Menurut Patisambhida Magga, Pada Arahatta Phala juga sama, memiliki Nibbana sebagai supporting object (objek pendukung).
Saya rasa tak ada perbedaan Saupadisesa Nibbana pada Arahat dan Saupadisesa Nibbana pada Sotapanna, kecuali belenggu yang dilenyapkan. Yang berbeda bila Sotapanna meninggal akan terlahir lagi, bila Arahat tak akan terlahir lagi (Parinibbana).
Nah mungkin perbedaanya, Pada arahat ketika memiliki nibbana sebagai supporting object dengan mudah dia mengalami seluruh aspek nibbana.
Sementara sotapana-anagami just as a supporting object...dan perbedaan dari sotapanna-anagami, supporting object itu menjadi jelas seiring dengan hilangnya kilesa...dan benar2 mengalami ketika semua kilesa telah hilang..seperti perumpamaan kapal mulai mendekat kedaratan demikian object daratan.nibbana semakin jelas...

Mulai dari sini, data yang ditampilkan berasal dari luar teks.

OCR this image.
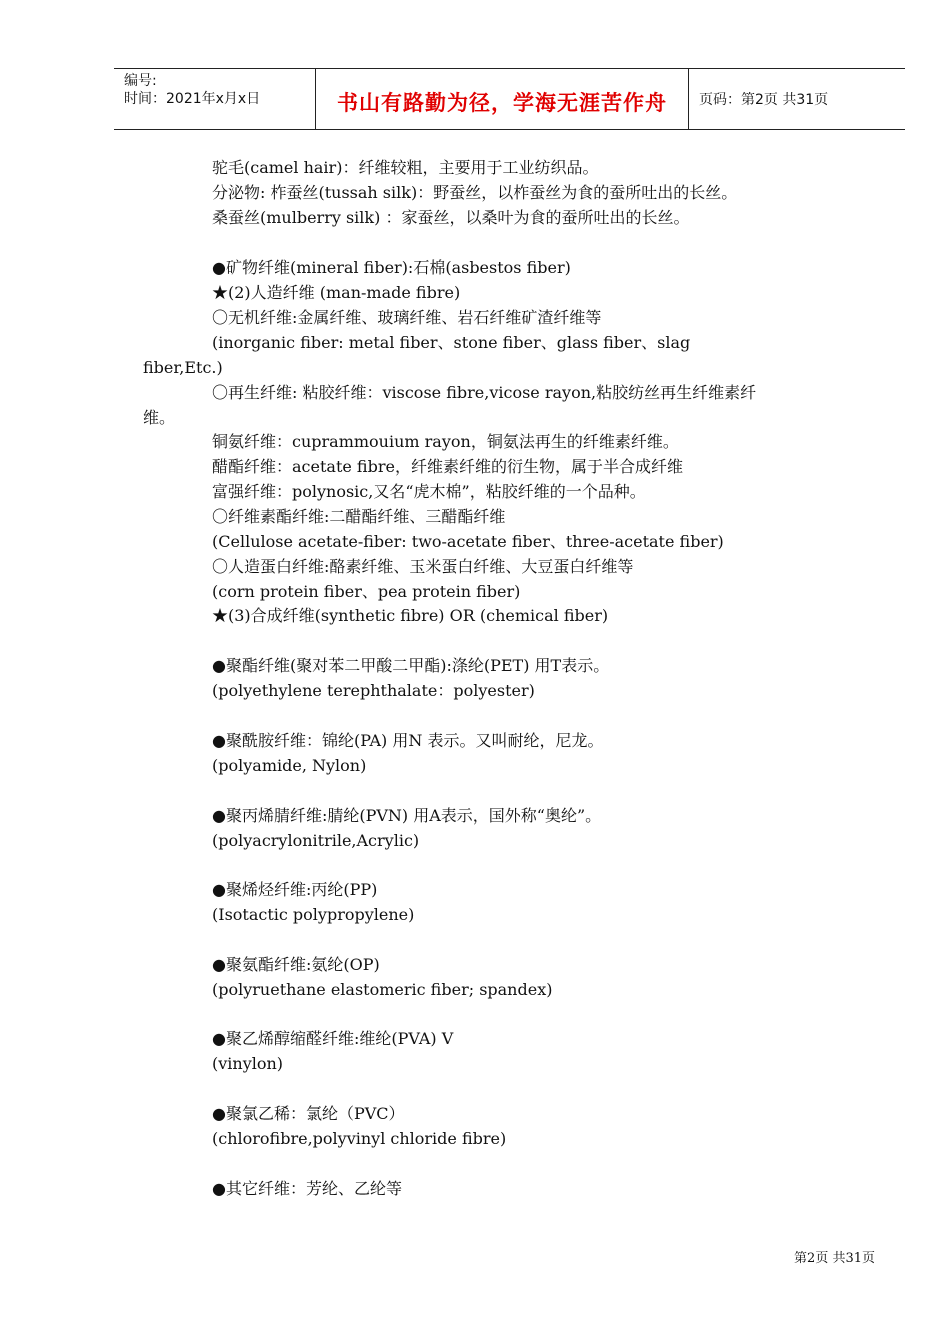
编号:
时间：2021年x月x日	书山有路勤为径，学海无涯苦作舟	页码：第2页 共31页
驼毛(camel hair)：纤维较粗，主要用于工业纺织品。
分泌物: 柞蚕丝(tussah silk)：野蚕丝，以柞蚕丝为食的蚕所吐出的长丝。
桑蚕丝(mulberry silk) ：家蚕丝，以桑叶为食的蚕所吐出的长丝。
●矿物纤维(mineral fiber):石棉(asbestos fiber)
★(2)人造纤维 (man-made fibre)
〇无机纤维:金属纤维、玻璃纤维、岩石纤维矿渣纤维等
(inorganic fiber: metal fiber、stone fiber、glass fiber、slag
fiber,Etc.)
〇再生纤维: 粘胶纤维：viscose fibre,vicose rayon,粘胶纺丝再生纤维素纤
维。
铜氨纤维：cuprammouium rayon，铜氨法再生的纤维素纤维。
醋酯纤维：acetate fibre，纤维素纤维的衍生物，属于半合成纤维
富强纤维：polynosic,又名“虎木棉”，粘胶纤维的一个品种。
〇纤维素酯纤维:二醋酯纤维、三醋酯纤维
(Cellulose acetate-fiber: two-acetate fiber、three-acetate fiber)
〇人造蛋白纤维:酪素纤维、玉米蛋白纤维、大豆蛋白纤维等
(corn protein fiber、pea protein fiber)
★(3)合成纤维(synthetic fibre) OR (chemical fiber)
●聚酯纤维(聚对苯二甲酸二甲酯):涤纶(PET) 用T表示。
(polyethylene terephthalate：polyester)
●聚酰胺纤维：锦纶(PA) 用N 表示。又叫耐纶，尼龙。
(polyamide, Nylon)
●聚丙烯腈纤维:腈纶(PVN) 用A表示，国外称“奥纶”。
(polyacrylonitrile,Acrylic)
●聚烯烃纤维:丙纶(PP)
(Isotactic polypropylene)
●聚氨酯纤维:氨纶(OP)
(polyruethane elastomeric fiber; spandex)
●聚乙烯醇缩醛纤维:维纶(PVA) V
(vinylon)
●聚氯乙稀：氯纶（PVC）
(chlorofibre,polyvinyl chloride fibre)
●其它纤维：芳纶、乙纶等
第2页 共31页
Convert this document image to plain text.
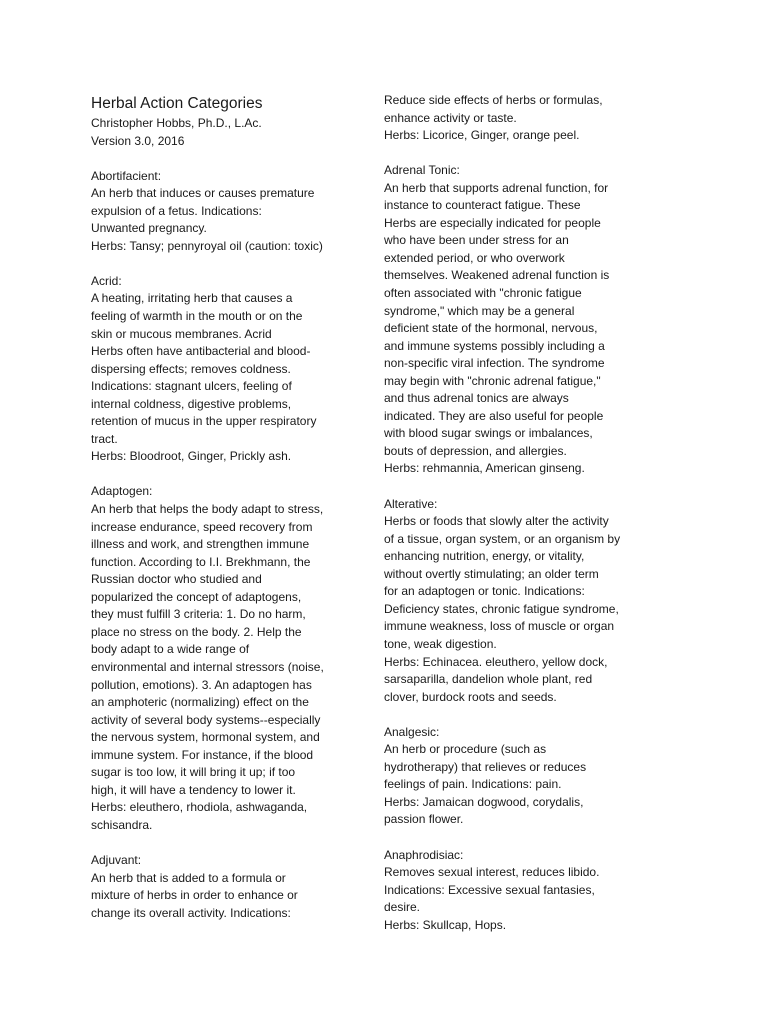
Herbal Action Categories
Christopher Hobbs, Ph.D., L.Ac.
Version 3.0, 2016
Abortifacient:
An herb that induces or causes premature
expulsion of a fetus. Indications:
Unwanted pregnancy.
Herbs: Tansy; pennyroyal oil (caution: toxic)
Acrid:
A heating, irritating herb that causes a
feeling of warmth in the mouth or on the
skin or mucous membranes. Acrid
Herbs often have antibacterial and blood-
dispersing effects; removes coldness.
Indications: stagnant ulcers, feeling of
internal coldness, digestive problems,
retention of mucus in the upper respiratory
tract.
Herbs: Bloodroot, Ginger, Prickly ash.
Adaptogen:
An herb that helps the body adapt to stress,
increase endurance, speed recovery from
illness and work, and strengthen immune
function. According to I.I. Brekhmann, the
Russian doctor who studied and
popularized the concept of adaptogens,
they must fulfill 3 criteria: 1. Do no harm,
place no stress on the body. 2. Help the
body adapt to a wide range of
environmental and internal stressors (noise,
pollution, emotions). 3. An adaptogen has
an amphoteric (normalizing) effect on the
activity of several body systems--especially
the nervous system, hormonal system, and
immune system. For instance, if the blood
sugar is too low, it will bring it up; if too
high, it will have a tendency to lower it.
Herbs: eleuthero, rhodiola, ashwaganda,
schisandra.
Adjuvant:
An herb that is added to a formula or
mixture of herbs in order to enhance or
change its overall activity. Indications:
Reduce side effects of herbs or formulas,
enhance activity or taste.
Herbs: Licorice, Ginger, orange peel.
Adrenal Tonic:
An herb that supports adrenal function, for
instance to counteract fatigue. These
Herbs are especially indicated for people
who have been under stress for an
extended period, or who overwork
themselves. Weakened adrenal function is
often associated with "chronic fatigue
syndrome," which may be a general
deficient state of the hormonal, nervous,
and immune systems possibly including a
non-specific viral infection. The syndrome
may begin with "chronic adrenal fatigue,"
and thus adrenal tonics are always
indicated. They are also useful for people
with blood sugar swings or imbalances,
bouts of depression, and allergies.
Herbs: rehmannia, American ginseng.
Alterative:
Herbs or foods that slowly alter the activity
of a tissue, organ system, or an organism by
enhancing nutrition, energy, or vitality,
without overtly stimulating; an older term
for an adaptogen or tonic. Indications:
Deficiency states, chronic fatigue syndrome,
immune weakness, loss of muscle or organ
tone, weak digestion.
Herbs: Echinacea. eleuthero, yellow dock,
sarsaparilla, dandelion whole plant, red
clover, burdock roots and seeds.
Analgesic:
An herb or procedure (such as
hydrotherapy) that relieves or reduces
feelings of pain. Indications: pain.
Herbs: Jamaican dogwood, corydalis,
passion flower.
Anaphrodisiac:
Removes sexual interest, reduces libido.
Indications: Excessive sexual fantasies,
desire.
Herbs: Skullcap, Hops.
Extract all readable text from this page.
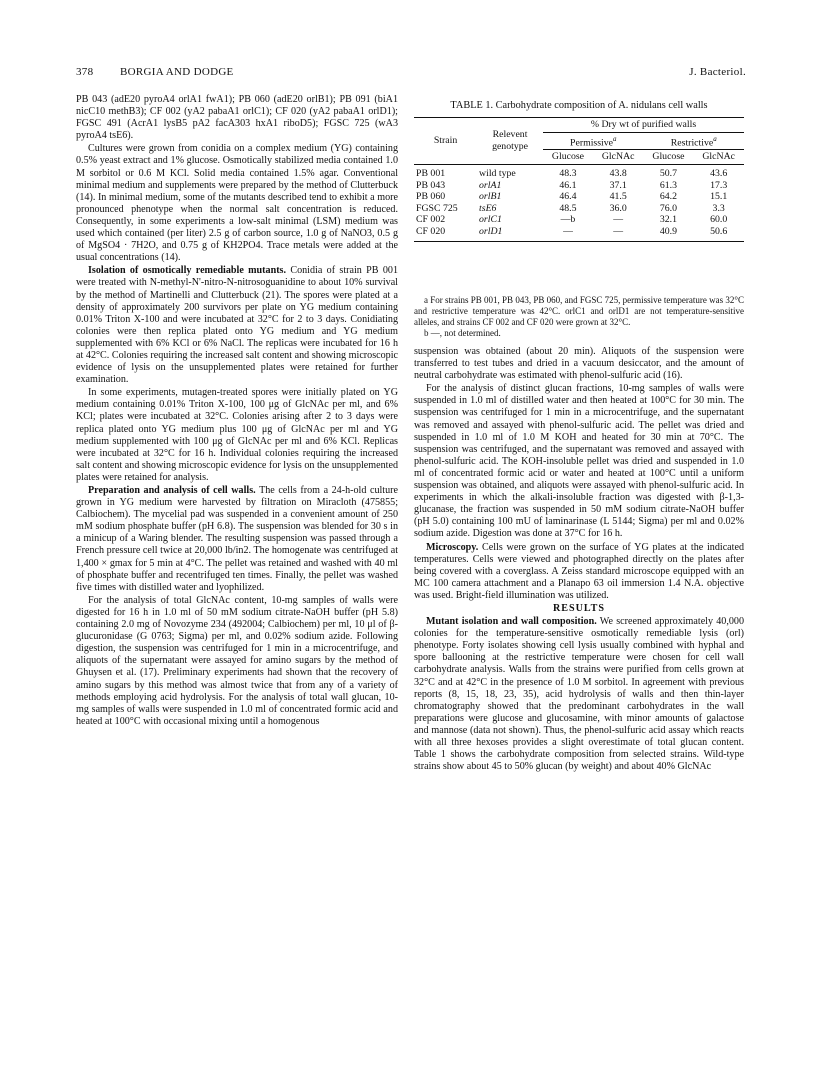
378 BORGIA AND DODGE	J. Bacteriol.

PB 043 (adE20 pyroA4 orlA1 fwA1); PB 060 (adE20 orlB1); PB 091 (biA1 nicC10 methB3); CF 002 (yA2 pabaA1 orlC1); CF 020 (yA2 pabaA1 orlD1); FGSC 491 (AcrA1 lysB5 pA2 facA303 hxA1 riboD5); FGSC 725 (wA3 pyroA4 tsE6).

Cultures were grown from conidia on a complex medium (YG) containing 0.5% yeast extract and 1% glucose. Osmotically stabilized media contained 1.0 M sorbitol or 0.6 M KCl. Solid media contained 1.5% agar. Conventional minimal medium and supplements were prepared by the method of Clutterbuck (14). In minimal medium, some of the mutants described tend to exhibit a more pronounced phenotype when the normal salt concentration is reduced. Consequently, in some experiments a low-salt minimal (LSM) medium was used which contained (per liter) 2.5 g of carbon source, 1.0 g of NaNO3, 0.5 g of MgSO4 · 7H2O, and 0.75 g of KH2PO4. Trace metals were added at the usual concentrations (14).

Isolation of osmotically remediable mutants. Conidia of strain PB 001 were treated with N-methyl-N'-nitro-N-nitrosoguanidine to about 10% survival by the method of Martinelli and Clutterbuck (21). The spores were plated at a density of approximately 200 survivors per plate on YG medium containing 0.01% Triton X-100 and were incubated at 32°C for 2 to 3 days. Conidiating colonies were then replica plated onto YG medium and YG medium supplemented with 6% KCl or 6% NaCl. The replicas were incubated for 16 h at 42°C. Colonies requiring the increased salt content and showing microscopic evidence of lysis on the unsupplemented plates were retained for further examination.

In some experiments, mutagen-treated spores were initially plated on YG medium containing 0.01% Triton X-100, 100 μg of GlcNAc per ml, and 6% KCl; plates were incubated at 32°C. Colonies arising after 2 to 3 days were replica plated onto YG medium plus 100 μg of GlcNAc per ml and YG medium supplemented with 100 μg of GlcNAc per ml and 6% KCl. Replicas were incubated at 32°C for 16 h. Individual colonies requiring the increased salt content and showing microscopic evidence for lysis on the unsupplemented plates were retained for analysis.

Preparation and analysis of cell walls. The cells from a 24-h-old culture grown in YG medium were harvested by filtration on Miracloth (475855; Calbiochem). The mycelial pad was suspended in a convenient amount of 250 mM sodium phosphate buffer (pH 6.8). The suspension was blended for 30 s in a minicup of a Waring blender. The resulting suspension was passed through a French pressure cell twice at 20,000 lb/in2. The homogenate was centrifuged at 1,400 × gmax for 5 min at 4°C. The pellet was retained and washed with 40 ml of phosphate buffer and recentrifuged ten times. Finally, the pellet was washed five times with distilled water and lyophilized.

For the analysis of total GlcNAc content, 10-mg samples of walls were digested for 16 h in 1.0 ml of 50 mM sodium citrate-NaOH buffer (pH 5.8) containing 2.0 mg of Novozyme 234 (492004; Calbiochem) per ml, 10 μl of β-glucuronidase (G 0763; Sigma) per ml, and 0.02% sodium azide. Following digestion, the suspension was centrifuged for 1 min in a microcentrifuge, and aliquots of the supernatant were assayed for amino sugars by the method of Ghuysen et al. (17). Preliminary experiments had shown that the recovery of amino sugars by this method was almost twice that from any of a variety of methods employing acid hydrolysis. For the analysis of total wall glucan, 10-mg samples of walls were suspended in 1.0 ml of concentrated formic acid and heated at 100°C with occasional mixing until a homogenous

TABLE 1. Carbohydrate composition of A. nidulans cell walls
Strain	Relevent genotype	% Dry wt of purified walls			
		Permissive$^a$		Restrictive$^a$
		Glucose	GlcNAc	Glucose	GlcNAc
PB 001	wild type	48.3	43.8	50.7	43.6
PB 043	orlA1	46.1	37.1	61.3	17.3
PB 060	orlB1	46.4	41.5	64.2	15.1
FGSC 725	tsE6	48.5	36.0	76.0	3.3
CF 002	orlC1	—b	—	32.1	60.0
CF 020	orlD1	—	—	40.9	50.6

a For strains PB 001, PB 043, PB 060, and FGSC 725, permissive temperature was 32°C and restrictive temperature was 42°C. orlC1 and orlD1 are not temperature-sensitive alleles, and strains CF 002 and CF 020 were grown at 32°C.

b —, not determined.

suspension was obtained (about 20 min). Aliquots of the suspension were transferred to test tubes and dried in a vacuum desiccator, and the amount of neutral carbohydrate was estimated with phenol-sulfuric acid (16).

For the analysis of distinct glucan fractions, 10-mg samples of walls were suspended in 1.0 ml of distilled water and then heated at 100°C for 30 min. The suspension was centrifuged for 1 min in a microcentrifuge, and the supernatant was removed and assayed with phenol-sulfuric acid. The pellet was dried and suspended in 1.0 ml of 1.0 M KOH and heated for 30 min at 70°C. The suspension was centrifuged, and the supernatant was removed and assayed with phenol-sulfuric acid. The KOH-insoluble pellet was dried and suspended in 1.0 ml of concentrated formic acid or water and heated at 100°C until a uniform suspension was obtained, and aliquots were assayed with phenol-sulfuric acid. In experiments in which the alkali-insoluble fraction was digested with β-1,3-glucanase, the fraction was suspended in 50 mM sodium citrate-NaOH buffer (pH 5.0) containing 100 mU of laminarinase (L 5144; Sigma) per ml and 0.02% sodium azide. Digestion was done at 37°C for 16 h.

Microscopy. Cells were grown on the surface of YG plates at the indicated temperatures. Cells were viewed and photographed directly on the plates after being covered with a coverglass. A Zeiss standard microscope equipped with an MC 100 camera attachment and a Planapo 63 oil immersion 1.4 N.A. objective was used. Bright-field illumination was utilized.

RESULTS

Mutant isolation and wall composition. We screened approximately 40,000 colonies for the temperature-sensitive osmotically remediable lysis (orl) phenotype. Forty isolates showing cell lysis usually combined with hyphal and spore ballooning at the restrictive temperature were chosen for cell wall carbohydrate analysis. Walls from the strains were purified from cells grown at 32°C and at 42°C in the presence of 1.0 M sorbitol. In agreement with previous reports (8, 15, 18, 23, 35), acid hydrolysis of walls and then thin-layer chromatography showed that the predominant carbohydrates in the wall preparations were glucose and glucosamine, with minor amounts of galactose and mannose (data not shown). Thus, the phenol-sulfuric acid assay which reacts with all three hexoses provides a slight overestimate of total glucan content. Table 1 shows the carbohydrate composition from selected strains. Wild-type strains show about 45 to 50% glucan (by weight) and about 40% GlcNAc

Mungkin Ko Fabian bila ada referensi tentang sotapanna mengalami Saupadisesa nibbana(tentu tertulis demikian), entah dari visuddhi magga,tipitaka atau guru meditasi yang kompeten menurut ko Fabian, maka itu sangat membantu...sehingga tulisan demi tulisan bisa lebih kita pahami dengan gamblang
Ada juga kemungkinan kita disini mengacu pada hal yang sama tetapi konsepnya yang berbeda.. ..karena keterbatasan konsep dari suatu hal yg harus kita alami
Dari semua buku yang saya baca, tak ada satupun yang membedakan Saupadisesa Nibbana yang dialami seorang Arahat dan Saupadisesa Nibbana seorang Sotapanna. Entah kalau bro Bond ada sumber lain?